While Eagle preaches the value of term limits, the 36-year-old plans to plant his flag in Congress for at least the better part of a decade, he said. “Voters, myself included, want stability and to know the next Congressman will be there for some time,” he said.
But he’s not the only candidate with a record of elected experience. State Rep. Heather Fitzenhagen, who announced this week, has served alongside Eagle for four terms. Randy Henderson also just jumped into the race and is in his third term as Fort Myers Mayor. While new to the area, former Minnesota state Rep. Dan Severson also has a record to run on and ran statewide in his old home state.
A couple of businessmen, Dr. William Figlesthaler and Antonio Dumornay, have already opened campaign accounts as well, though it remains to be seen how much they will self fund.
So Eagle has also sought to set himself apart through endorsements, both at the local level and statewide. Political observers expect the local support from longtime sheriffs, former and current lawmakers and municipal officials will help in organizing an army of door knockers, while seeing the incoming Florida Senate President and Speaker back Eagle will mean a great deal to donors.
Rising to the top
Impartial observers see a solid foundation under Eagle but suggest he still has work ahead to be considered a front-runner.
“Dane Eagle is a very viable,” said Peter Bergerson, a political science professor at Florida Gulf Coast University. “He’s been an effective Legislator and is well known at least in Cape Coral and in Tallahassee. But the Mayor is well established in Fort Myers, and Fitzenhagen is obviously a candidate who can well represent the women vote.
“It’s probably too early right now to say who is 1, 2 or 3. It will really depend on the organization they are able to pull together, they money they can put together and the name recognition of the campaign.”

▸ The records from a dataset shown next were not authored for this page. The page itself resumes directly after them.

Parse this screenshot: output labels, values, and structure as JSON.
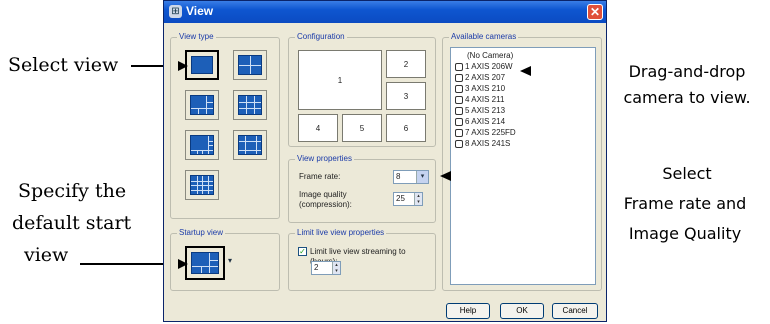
{
  "dialog": {
    "title": "View",
    "close_glyph": "✕"
  },
  "callouts": {
    "select_view": "Select view",
    "start_view": [
      "Specify the",
      "default start",
      "view"
    ],
    "drag_drop": [
      "Drag-and-drop",
      "camera to view."
    ],
    "select_frame": [
      "Select",
      "Frame rate and",
      "Image Quality"
    ]
  },
  "groups": {
    "view_type": "View type",
    "configuration": "Configuration",
    "available_cameras": "Available cameras",
    "view_properties": "View properties",
    "startup_view": "Startup view",
    "limit_live": "Limit live view properties"
  },
  "configuration_cells": [
    "1",
    "2",
    "3",
    "4",
    "5",
    "6"
  ],
  "cameras": [
    "(No Camera)",
    "1  AXIS 206W",
    "2  AXIS 207",
    "3  AXIS 210",
    "4  AXIS 211",
    "5  AXIS 213",
    "6  AXIS 214",
    "7  AXIS 225FD",
    "8  AXIS 241S"
  ],
  "view_properties": {
    "frame_rate_label": "Frame rate:",
    "frame_rate_value": "8",
    "image_quality_label": "Image quality",
    "image_quality_sub": "(compression):",
    "image_quality_value": "25"
  },
  "limit_live": {
    "checkbox_label": "Limit live view streaming to (hours):",
    "checked": true,
    "hours_value": "2"
  },
  "buttons": {
    "help": "Help",
    "ok": "OK",
    "cancel": "Cancel"
  },
  "colors": {
    "titlebar": "#0e56d0",
    "dialog_bg": "#ece9d8",
    "view_tile": "#1d5fb8"
  }
}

Susan MacManus, professor emeritus of political science at the University of South Florida, said Eagle needs to firm up support early, particularly with so many candidates vying for the job.

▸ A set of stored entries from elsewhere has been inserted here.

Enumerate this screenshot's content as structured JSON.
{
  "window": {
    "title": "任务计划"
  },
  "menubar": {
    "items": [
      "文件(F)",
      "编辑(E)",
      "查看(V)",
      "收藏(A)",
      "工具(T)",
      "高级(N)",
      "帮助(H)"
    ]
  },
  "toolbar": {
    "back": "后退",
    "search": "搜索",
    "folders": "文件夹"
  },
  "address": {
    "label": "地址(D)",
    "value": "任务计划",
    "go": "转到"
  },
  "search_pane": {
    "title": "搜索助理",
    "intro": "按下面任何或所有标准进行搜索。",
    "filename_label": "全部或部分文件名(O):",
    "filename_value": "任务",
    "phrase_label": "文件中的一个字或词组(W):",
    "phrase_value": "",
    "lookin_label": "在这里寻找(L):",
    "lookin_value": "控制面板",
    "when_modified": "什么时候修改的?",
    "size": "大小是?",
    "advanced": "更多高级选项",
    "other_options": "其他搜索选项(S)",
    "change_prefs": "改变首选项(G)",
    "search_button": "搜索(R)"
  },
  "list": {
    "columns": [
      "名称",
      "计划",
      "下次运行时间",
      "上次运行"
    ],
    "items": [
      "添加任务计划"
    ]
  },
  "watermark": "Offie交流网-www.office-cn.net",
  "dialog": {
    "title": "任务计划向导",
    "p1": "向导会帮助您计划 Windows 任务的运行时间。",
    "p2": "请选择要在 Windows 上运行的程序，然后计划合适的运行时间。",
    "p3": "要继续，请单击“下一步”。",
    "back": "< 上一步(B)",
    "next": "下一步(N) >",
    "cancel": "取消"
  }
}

“At this fundraiser, he has to get people to connect with a check and then to go out and recruit others to his candidacy,” she said. “With a crowded field, a lot of this is grassroots politics and door-to-door activity.”
It’s worth looking at an odd model for Eagle, MacManus said, and consider how Andrew Gillum became the Democratic nominee. After polling in fourth place in a five-person field for months, Gillum was able to secure the nomination with less than 35% of the vote. And while Gillum narrowly lost statewide to Republican Ron DeSantis, the winner of the GOP primary in this deep red district likely means a ticket to Washington.

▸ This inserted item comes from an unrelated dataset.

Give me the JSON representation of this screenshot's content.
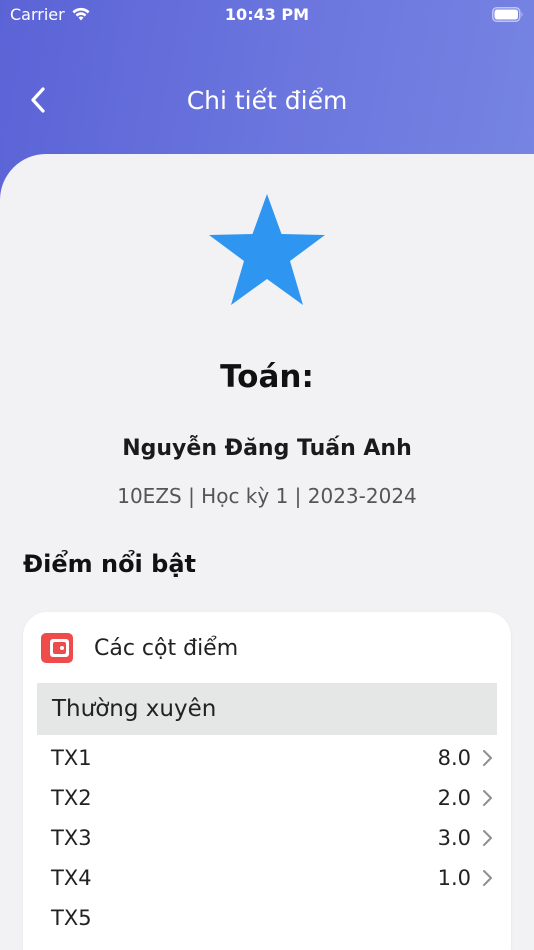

MacManus also suggests voters in the 19th aren’t as enamored by inexperience as it may seem. Rooney may not have held elected office, but was an Ambassador to the Holy See, after all.
Eagle is quick to praise Rooney’s experience and to adopt his position on issues like Everglades restoration. “His work in water quality is something the next person this area send to Washington needs to continue,” Eagle said.
But he promises a more conservative stance on issues like illegal immigration, and he vows to be a steadfast supporter of President Donald Trump.
For the moment, Eagle has little negative to say about Republican competitors. He will continue to serve the region alongside Fitzenhagen in the next Legislative Session, and as part of the Lee County Legislative Delegation, he also will work with local mayors. There’s little reason to pick a fight now.
But he already raised more than $100,000 in the first day of his campaign and knows it will take more to win an open seat.
“We know it’s going to be a wide-open race, and it’s going to be crowded,” Eagle said. “I will do the best I can with my team of supporters. I think we have been doing well with fundraising and start with good name ID. We will continue to do everything we can.”